Saturday 1 October 2011

Minister of Education

The word ‘historic’ can only ever be applied after, sometimes long after, an event has occurred. We need the perspective of time to allow a proper judgement to be made. I wonder if, over the next decade in education we shall look back on last week’s statement by the Minister of Education and say, “That’s when it all started; that’s when the sea change in Northern Irish education really began”.

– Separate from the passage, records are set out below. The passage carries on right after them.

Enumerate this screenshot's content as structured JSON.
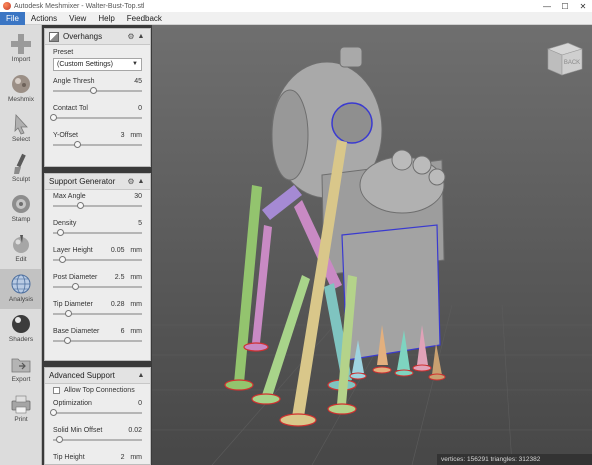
{
  "window": {
    "title": "Autodesk Meshmixer - Walter-Bust-Top.stl",
    "minimize": "—",
    "maximize": "☐",
    "close": "✕"
  },
  "menu": {
    "file": "File",
    "actions": "Actions",
    "view": "View",
    "help": "Help",
    "feedback": "Feedback"
  },
  "tools": {
    "import": "Import",
    "meshmix": "Meshmix",
    "select": "Select",
    "sculpt": "Sculpt",
    "stamp": "Stamp",
    "edit": "Edit",
    "analysis": "Analysis",
    "shaders": "Shaders",
    "export": "Export",
    "print": "Print"
  },
  "overhangs": {
    "title": "Overhangs",
    "preset_label": "Preset",
    "preset_value": "(Custom Settings)",
    "angle_thresh": {
      "label": "Angle Thresh",
      "value": "45",
      "fraction": 0.45
    },
    "contact_tol": {
      "label": "Contact Tol",
      "value": "0",
      "fraction": 0.0
    },
    "y_offset": {
      "label": "Y-Offset",
      "value": "3",
      "unit": "mm",
      "fraction": 0.27
    }
  },
  "support_generator": {
    "title": "Support Generator",
    "max_angle": {
      "label": "Max Angle",
      "value": "30",
      "fraction": 0.3
    },
    "density": {
      "label": "Density",
      "value": "5",
      "fraction": 0.08
    },
    "layer_height": {
      "label": "Layer Height",
      "value": "0.05",
      "unit": "mm",
      "fraction": 0.1
    },
    "post_diameter": {
      "label": "Post Diameter",
      "value": "2.5",
      "unit": "mm",
      "fraction": 0.25
    },
    "tip_diameter": {
      "label": "Tip Diameter",
      "value": "0.28",
      "unit": "mm",
      "fraction": 0.17
    },
    "base_diameter": {
      "label": "Base Diameter",
      "value": "6",
      "unit": "mm",
      "fraction": 0.16
    }
  },
  "advanced_support": {
    "title": "Advanced Support",
    "allow_top_connections": "Allow Top Connections",
    "optimization": {
      "label": "Optimization",
      "value": "0",
      "fraction": 0.0
    },
    "solid_min_offset": {
      "label": "Solid Min Offset",
      "value": "0.02",
      "fraction": 0.07
    },
    "tip_height": {
      "label": "Tip Height",
      "value": "2",
      "unit": "mm"
    }
  },
  "viewport": {
    "viewcube_label": "BACK",
    "status": "vertices: 156291 triangles: 312382"
  },
  "colors": {
    "menu_active": "#3b76c4",
    "panel_bg": "#ededed",
    "viewport_bg": "#4e4e4e"
  }
}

The Minister’s statement to the Assembly on Monday last was long and, although accessibly written, on the surface rather dull, as only ministerial statements can be. Through it all, however, I had the sense of a clear mind and a visionary strategy. I use the word ‘visionary’ neutrally, because there are visions which are hallucinatory and hellish, as well as those which show us how to reach the Promised Land.
For the first time in my memory, the Minister chose to speak  directly to teachers by means of a video sent via the internet, and this, I guess, was meant to be reassuring and friendly. Its effect was peculiarly unsettling. He spoke about ‘working together’ and I wondered how that applied to the possibly hundreds of teachers about to be made redundant; I also wondered what part in the ‘working together,’ schools and teachers would play and whether the relationship would be quite as collaborative as the words suggest. When politicians speak, sharpen your sceptical pencil, reach for the code book and translate as you transcribe.

One of the things the Minister said he was going to do was to give boards of governors more power to exercise the ‘challenge function’. If there is one thing of which we may be sure in the Grammar School, it is that our Board of Governors exercises that function very ably indeed. A good school needs good governance and that is derived from good governors. In this the School is well served.